Brian Jenkins, the resident terrorism expert at RAND, has a new book out: Will Terrorists Go Nuclear? It has a preface by Tom Schelling, a foreword by Gary Hart, and blurbs from everyone under the sun (Nunn, Schultz, Hamilton, Tenet, Nye, Scowcroft, Treverton, Gelbard, etc.).
As in his previous book Unconquerable Nation, Jenkins stresses the risk of iatrogenic damage. An act of nuclear terrorism, Jenkins says, remains a purely speculative eventuality. But nuclear terror — the fear of nuclear terrorism — is here and now, and we need to protect ourselves from yielding to it in ways that will harm us, while doing what is prudent to make nuclear terrorism less likely to happen.
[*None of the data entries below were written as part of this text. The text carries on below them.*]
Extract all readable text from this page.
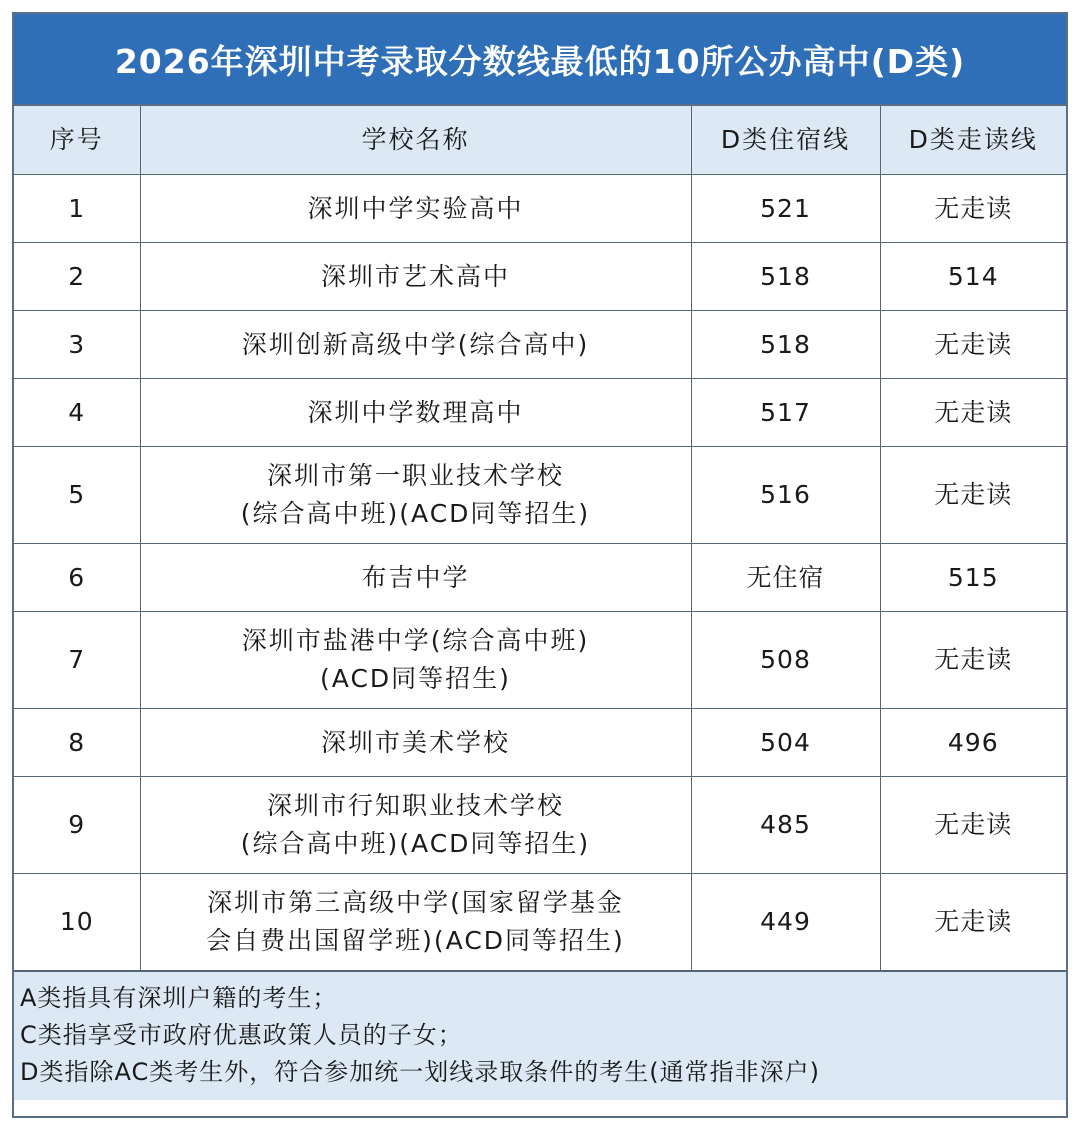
2026年深圳中考录取分数线最低的10所公办高中(D类)
序号	学校名称	D类住宿线	D类走读线
1	深圳中学实验高中	521	无走读
2	深圳市艺术高中	518	514
3	深圳创新高级中学(综合高中)	518	无走读
4	深圳中学数理高中	517	无走读
5	深圳市第一职业技术学校
(综合高中班)(ACD同等招生)	516	无走读
6	布吉中学	无住宿	515
7	深圳市盐港中学(综合高中班)
(ACD同等招生)	508	无走读
8	深圳市美术学校	504	496
9	深圳市行知职业技术学校
(综合高中班)(ACD同等招生)	485	无走读
10	深圳市第三高级中学(国家留学基金
会自费出国留学班)(ACD同等招生)	449	无走读
A类指具有深圳户籍的考生；
C类指享受市政府优惠政策人员的子女；
D类指除AC类考生外，符合参加统一划线录取条件的考生(通常指非深户)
It is imagined terror, not the actuality of terrorists with nuclear weapons, that drives our national fears and determines our national policy. Nuclear terrorism and nuclear terror are different domains. Terrorists haven’t detonated a nuclear bomb and are not known to possess nuclear weapons. And building a nuclear bomb is far more difficult than often portrayed in the media. But nuclear terror—the dread that terrorist might go nuclear—has a rich history that even precedes the detonation of the first atomic bomb.
Given my own academic and policy interests, I immediately turned to the chapter on black markets, where Jenkins quite sensibly argues that we should flood the zone with fake purveyors of nuclear weapons, materials, and technology to make it harder for terrorists to connect with actual merchants of death. The flip side of that, unmentioned by Jenkins but directly parallel to undercover activity in the illicit drug markets, is to flood the zone with fake buyers as well, so that the Russian sergeant who manages to steal a weapon is likely to wind up selling it to a fake terrorist group rather than a real one. Given the small number of actual buyers and actual sellers, the cost of making virtually impossible for them to find one another should be modest.
As a Special Forces veteran who could play the part of the commander of a counter-terror strike force in an action-adventure movie, Jenkins likes to bait the testosterone-poisoned World War IV advocates by pointing out that their hyperventilation about the “existential threat of Islamofascism” is the opposite of courageous. My favorite paragraph so far (I’m about halfway through the book):
I have been asked from time to time to edit the speeches of government policy makers. In vain, I have tried to remove displays of affect, eliminating words like “barbaric,” “heinous,” “savage,” “cowardly,” “inhuman,” “insane,” to deliberately craft a more phlegmatic response that would deprive terrorists of any notion that they had moved us. But the politicos inevitably put the podium-pounding rhetoric back in — they knew what their audience wanted to hear, which was not the cool response I wanted to signal to the enemy.